If a horse isn’t profitable, it’s typically put out to auction, where it is either rescued or picked up by slaughterhouses outside the U.S. What happens from there is another horrific story. The industry overbreeds, picks only the cream of the crop and gets rid of the rest.
I bought a rescued racehorse and now deal with the health issues related to running a horse too young and too hard. It’s an extreme sport for animals that don’t have a choice — and all to make money and entertain.
The sport should go the way of the greyhound races and end.
Rebecca Roberson, Pasadena
To the editor: It has taken 21 fatalities since late December to close the Santa Anita track — for now, at least.
These statistics are grim, but not shocking.
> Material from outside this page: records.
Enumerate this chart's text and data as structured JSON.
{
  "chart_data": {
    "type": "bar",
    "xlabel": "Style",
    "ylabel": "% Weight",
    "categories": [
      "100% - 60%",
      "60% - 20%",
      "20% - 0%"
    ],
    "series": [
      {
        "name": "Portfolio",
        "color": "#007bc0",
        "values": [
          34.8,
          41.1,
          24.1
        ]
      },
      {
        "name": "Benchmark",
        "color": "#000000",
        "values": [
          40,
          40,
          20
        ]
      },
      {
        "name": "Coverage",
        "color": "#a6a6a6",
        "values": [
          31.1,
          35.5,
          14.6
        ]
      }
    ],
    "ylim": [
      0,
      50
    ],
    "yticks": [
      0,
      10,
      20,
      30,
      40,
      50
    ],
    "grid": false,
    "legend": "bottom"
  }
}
Thoroughbreds as young as 2 years old pound down the track on fragile, still-developing legs, which too often snap and lead to euthanasia.
We need to look beyond just track conditions, seemingly the sole focus of Santa Anita’s team of experts, and think much more about the well-being of these beautiful colts and fillies, who begin racing far too early. This crucial fact holds more answers to these tragedies than the latest round of track surface inspections and soil tests.
Teddi Chichester, Orange
To the editor: The woes at Santa Anita are due at least in part to the Bay Meadows Land Co.’s sale, at the end of the 2013 racing season at Hollywood Park, of the land in Inglewood upon which sat that late gem of racetrack, to a Walton family son-in-law.
With nothing better to do with his money, the owner is now building a totally unnecessary $5-billion football stadium.
When Hollywood Park operated, Santa Anita was dark about six months of the year. That gave the track plenty of time to recover from rain and use. Now, with Hollywood Park an increasingly distant memory, Santa Anita is in operation most of the year with less time for the tracks to recover.
And to think that all the patrons of the new Inglewood stadium will probably have no memory of our late beloved Hollywood Park.